• Offered by School of Literature, Languages and Linguistics
  • ANU College ANU College of Arts and Social Sciences
  • Course subject English
  • Areas of interest English
  • Academic career UGRD
  • Mode of delivery In Person

While statistics tell us that life is steadily getting better, many experience the contemporary through a kind of malaise, or in other words, feeling bad. This course examines how key sites of negative affect in today’s culture—illness, trauma and death—shape our understanding of feeling as a collective event. By focusing on a range of contemporary texts ranging across memoir, fiction, poetry and film, and from children’s media to reflections on old age, this course will explore how these texts conceive of negativity in ways that are exuberant, poignant, and audacious. Using critical insights and methodologies from affect theory, death studies, psychology and the medical humanities, we will investigate how negativity, often perceived as isolating or individualistic, can be a site for renewal, social connection, and increased self-knowledge. In so doing, we will ask questions like, what do these encounters with life’s limits tell us about how we conceive of our own lives? How do contemporary texts respond to historical traditions, theories and attitudes towards negativity and negative affect? And, can literature help us see that feeling bad can show us what’s good about living?

Learning Outcomes

Upon successful completion, students will have the knowledge and skills to:

  1. demonstrate familiarity with a range of contemporary literary texts across life writing, fiction and film;
  2. write and speak critically about literary texts in a range of genres;
  3. demonstrate an understanding of interdisciplinary debates and theoretical perspectives around negative affect; and
  4. critically analyse texts’ representation of illness, trauma, and death, in relation to their form and genre.

Indicative Assessment

  1. Participation (10) [LO 1,2]
  2. Essay 1 (1500 words) (30) [LO 2,3,4]
  3. Essay 2 (2500 words, + 500 word plan) (50) [LO 2,3,4]
  4. Essay Planning Task (500 words) (10) [LO 3,4]
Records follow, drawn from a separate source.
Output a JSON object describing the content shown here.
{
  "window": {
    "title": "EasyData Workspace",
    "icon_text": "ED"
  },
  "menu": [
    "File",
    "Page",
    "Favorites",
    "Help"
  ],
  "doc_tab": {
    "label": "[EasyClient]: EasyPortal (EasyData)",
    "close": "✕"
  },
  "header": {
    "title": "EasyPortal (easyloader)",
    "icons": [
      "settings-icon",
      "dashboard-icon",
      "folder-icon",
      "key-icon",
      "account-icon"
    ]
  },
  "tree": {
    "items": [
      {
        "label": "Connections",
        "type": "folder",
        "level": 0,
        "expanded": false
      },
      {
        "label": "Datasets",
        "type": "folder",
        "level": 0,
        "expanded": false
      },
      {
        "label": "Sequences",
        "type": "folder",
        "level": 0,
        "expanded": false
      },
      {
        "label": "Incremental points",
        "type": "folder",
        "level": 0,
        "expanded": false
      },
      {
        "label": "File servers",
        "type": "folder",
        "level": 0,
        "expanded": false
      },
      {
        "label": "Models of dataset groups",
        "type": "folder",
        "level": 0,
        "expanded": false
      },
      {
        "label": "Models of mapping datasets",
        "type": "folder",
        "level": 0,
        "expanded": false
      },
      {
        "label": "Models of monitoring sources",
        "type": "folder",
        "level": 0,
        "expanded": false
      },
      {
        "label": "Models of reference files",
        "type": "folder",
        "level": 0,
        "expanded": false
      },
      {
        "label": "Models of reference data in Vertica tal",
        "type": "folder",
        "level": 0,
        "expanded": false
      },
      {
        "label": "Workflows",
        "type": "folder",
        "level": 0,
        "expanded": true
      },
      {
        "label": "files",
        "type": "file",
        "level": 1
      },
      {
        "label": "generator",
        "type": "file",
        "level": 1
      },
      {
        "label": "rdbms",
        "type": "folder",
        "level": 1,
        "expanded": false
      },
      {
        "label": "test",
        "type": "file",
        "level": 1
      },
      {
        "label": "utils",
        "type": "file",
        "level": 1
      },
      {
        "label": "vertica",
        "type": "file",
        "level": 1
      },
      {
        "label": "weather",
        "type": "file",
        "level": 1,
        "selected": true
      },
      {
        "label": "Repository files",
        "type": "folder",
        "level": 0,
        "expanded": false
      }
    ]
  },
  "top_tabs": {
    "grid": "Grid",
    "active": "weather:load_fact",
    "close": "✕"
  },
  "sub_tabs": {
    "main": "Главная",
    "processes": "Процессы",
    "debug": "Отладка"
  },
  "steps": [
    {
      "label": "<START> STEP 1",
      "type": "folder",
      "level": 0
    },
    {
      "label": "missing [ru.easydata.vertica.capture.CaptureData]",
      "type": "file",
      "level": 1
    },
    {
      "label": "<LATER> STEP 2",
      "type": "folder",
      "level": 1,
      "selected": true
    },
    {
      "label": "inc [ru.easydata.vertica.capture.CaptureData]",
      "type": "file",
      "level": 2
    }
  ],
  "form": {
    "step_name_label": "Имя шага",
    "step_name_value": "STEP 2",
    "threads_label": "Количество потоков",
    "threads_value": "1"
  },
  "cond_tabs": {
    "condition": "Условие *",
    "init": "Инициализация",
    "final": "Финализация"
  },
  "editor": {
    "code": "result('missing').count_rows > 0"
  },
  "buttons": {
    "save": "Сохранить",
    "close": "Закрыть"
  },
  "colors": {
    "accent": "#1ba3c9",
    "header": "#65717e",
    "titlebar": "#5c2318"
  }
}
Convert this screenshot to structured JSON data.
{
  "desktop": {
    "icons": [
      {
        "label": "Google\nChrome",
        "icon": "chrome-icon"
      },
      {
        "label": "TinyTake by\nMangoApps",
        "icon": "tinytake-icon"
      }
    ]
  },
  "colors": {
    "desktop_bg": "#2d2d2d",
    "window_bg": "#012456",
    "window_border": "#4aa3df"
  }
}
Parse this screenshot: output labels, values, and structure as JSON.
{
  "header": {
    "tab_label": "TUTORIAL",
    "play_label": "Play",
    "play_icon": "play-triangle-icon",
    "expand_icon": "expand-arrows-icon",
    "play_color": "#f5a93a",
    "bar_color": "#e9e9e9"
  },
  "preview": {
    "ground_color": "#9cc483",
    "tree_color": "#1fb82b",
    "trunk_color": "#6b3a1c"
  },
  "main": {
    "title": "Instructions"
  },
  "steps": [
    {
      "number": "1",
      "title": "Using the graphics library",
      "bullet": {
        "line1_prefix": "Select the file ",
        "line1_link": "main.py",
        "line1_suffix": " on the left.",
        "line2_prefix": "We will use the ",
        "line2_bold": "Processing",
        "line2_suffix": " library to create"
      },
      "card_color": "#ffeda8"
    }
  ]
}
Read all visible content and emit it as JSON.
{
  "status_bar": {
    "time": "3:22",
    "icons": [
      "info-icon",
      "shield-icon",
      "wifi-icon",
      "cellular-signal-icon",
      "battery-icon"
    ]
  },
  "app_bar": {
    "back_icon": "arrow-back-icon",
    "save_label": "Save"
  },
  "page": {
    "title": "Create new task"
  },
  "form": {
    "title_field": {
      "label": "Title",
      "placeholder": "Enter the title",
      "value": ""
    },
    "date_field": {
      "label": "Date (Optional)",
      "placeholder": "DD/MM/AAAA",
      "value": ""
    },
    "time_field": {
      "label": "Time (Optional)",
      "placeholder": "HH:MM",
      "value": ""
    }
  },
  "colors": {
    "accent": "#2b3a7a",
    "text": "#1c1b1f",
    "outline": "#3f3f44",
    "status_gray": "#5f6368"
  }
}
The ANU uses Turnitin to enhance student citation and referencing techniques, and to assess assignment submissions as a component of the University's approach to managing Academic Integrity. While the use of Turnitin is not mandatory, the ANU highly recommends Turnitin is used by both teaching staff and students. For additional information regarding Turnitin please visit the ANU Online website.

Workload

130 hours of total student learning time made up from:

a) 36 hours of contact: 24 hours of seminars and 12 hours of tutorials.

b) 94 hours of independent student research, reading and writing.

Requisite and Incompatibility

To enrol in this course, you must have completed 12 units of ENGL courses, or have the permission of the convenor.

Prescribed Texts

It Follows (dir. David Robert Mitchell)

In The Dream House (Carmen Maria Machado)

A History of My Brief Body (Billy Ray Belcourt)

Eternal Sunshine of the Spotless Mind (dir. Michel Gondry)

The Collected Schizophrenias (Esme Weijun Wang)

The Undying (Anne Boyer)

Severance (Ling Ma)

Grief is the Thing With Feathers (Max Porter)

Intervals (Marianne Brooker)

All of Us Strangers (dir. Andrew Haigh)

Preliminary Reading

Supplemental readings will be provided on Wattle.

Fees

Tuition fees are for the academic year indicated at the top of the page.  

Commonwealth Support (CSP) Students
If you have been offered a Commonwealth supported place, your fees are set by the Australian Government for each course. At ANU 1 EFTSL is 48 units (normally 8 x 6-unit courses). More information about your student contribution amount for each course at Fees

Student Contribution Band:
1
Unit value:
6 units

If you are a domestic graduate coursework student with a Domestic Tuition Fee (DTF) place or international student you will be required to pay course tuition fees (see below). Course tuition fees are indexed annually. Further information for domestic and international students about tuition and other fees can be found at Fees.

Where there is a unit range displayed for this course, not all unit options below may be available.

Units EFTSL
6.00 0.12500
Note: Please note that fee information is for current year only.

Offerings, Dates and Class Summary Links

ANU utilises MyTimetable to enable students to view the timetable for their enrolled courses, browse, then self-allocate to small teaching activities / tutorials so they can better plan their time. Find out more on the Timetable webpage.

There are no current offerings for this course.